What these parents want is not complex work per se, but they want someone just as social media connected as they, so that their potential nanny / au pair already knows and follows the “important” trends of the day w/re to child development and care. It feels like a whole generation is going to unintentionally make their kids hypochondriac overstimulated narcissists.

It just all comes out when the “hot” thing for well off families now is getting an au pair / nanny, and all their schizophrenic lifestyles and micromanaging worries for their children get put out for display in their demands.

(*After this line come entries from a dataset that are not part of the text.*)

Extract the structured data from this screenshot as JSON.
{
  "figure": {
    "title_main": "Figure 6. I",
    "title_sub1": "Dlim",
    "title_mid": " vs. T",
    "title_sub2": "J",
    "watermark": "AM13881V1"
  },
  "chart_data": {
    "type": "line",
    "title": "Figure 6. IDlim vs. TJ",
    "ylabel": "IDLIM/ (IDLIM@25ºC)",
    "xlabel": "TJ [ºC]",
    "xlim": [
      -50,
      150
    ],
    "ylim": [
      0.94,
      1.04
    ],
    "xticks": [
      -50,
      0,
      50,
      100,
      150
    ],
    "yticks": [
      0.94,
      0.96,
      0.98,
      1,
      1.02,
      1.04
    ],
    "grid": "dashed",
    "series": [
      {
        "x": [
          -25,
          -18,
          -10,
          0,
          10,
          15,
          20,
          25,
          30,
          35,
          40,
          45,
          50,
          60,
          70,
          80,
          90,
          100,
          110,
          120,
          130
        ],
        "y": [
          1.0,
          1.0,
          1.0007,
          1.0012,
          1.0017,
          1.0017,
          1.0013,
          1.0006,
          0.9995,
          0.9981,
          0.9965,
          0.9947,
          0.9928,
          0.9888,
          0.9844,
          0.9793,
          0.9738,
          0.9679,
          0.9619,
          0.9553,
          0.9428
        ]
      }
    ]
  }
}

What’s a little weird though is… you can simply request someone know how to make meals without beef, or adhere to a specific diet, or know how to use duck eggs. Why is it important to indoctrinate a belief system? Who cares if the person who cooks your delicious meals believes beef is harmful so long as they can make something you like without beef.

The second listing did the same thing above. Okay so they want someone who can cook vegetarian meals without gluten in it. End of story. Why does it matter if that person thinks it weird so long as they can do it? They’re not there to become… the poster.

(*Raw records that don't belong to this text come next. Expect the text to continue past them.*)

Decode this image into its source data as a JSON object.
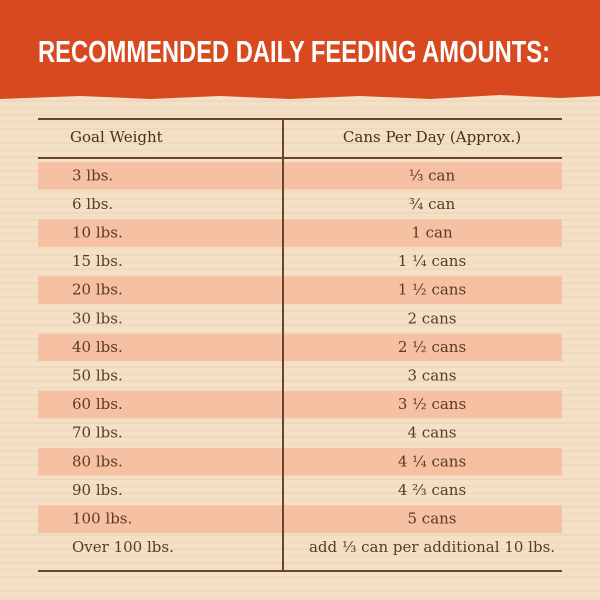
{
  "header": {
    "title": "RECOMMENDED DAILY FEEDING AMOUNTS:"
  },
  "table": {
    "columns": [
      "Goal Weight",
      "Cans Per Day (Approx.)"
    ],
    "rows": [
      [
        "3 lbs.",
        "⅓ can"
      ],
      [
        "6 lbs.",
        "¾ can"
      ],
      [
        "10 lbs.",
        "1 can"
      ],
      [
        "15 lbs.",
        "1 ¼ cans"
      ],
      [
        "20 lbs.",
        "1 ½ cans"
      ],
      [
        "30 lbs.",
        "2 cans"
      ],
      [
        "40 lbs.",
        "2 ½ cans"
      ],
      [
        "50 lbs.",
        "3 cans"
      ],
      [
        "60 lbs.",
        "3 ½ cans"
      ],
      [
        "70 lbs.",
        "4 cans"
      ],
      [
        "80 lbs.",
        "4 ¼ cans"
      ],
      [
        "90 lbs.",
        "4 ⅔ cans"
      ],
      [
        "100 lbs.",
        "5 cans"
      ],
      [
        "Over 100 lbs.",
        "add ⅓ can per additional 10 lbs."
      ]
    ]
  }
}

Yeah, people are posting these positions as statements of self rather than actual candidate profiles. Having spoken with a female CEO in the Fortune 500, she never would have made it where she did if she’d waited before jumping and had every aspect nailed that a given job was looking for; she learned on the go and expected others to do the same. People posting how they’ll turn away anyone who isn’t “perfect” (aka “the me I want everyone else to see and believe in”) are setting themselves up for a major disappointment or two.

Also, I have to say $20/hour strikes me as a little toward the cheap side (at least the Silicon Valley position promised a good wage, if still underpaid for the massive amount of work and time it would require).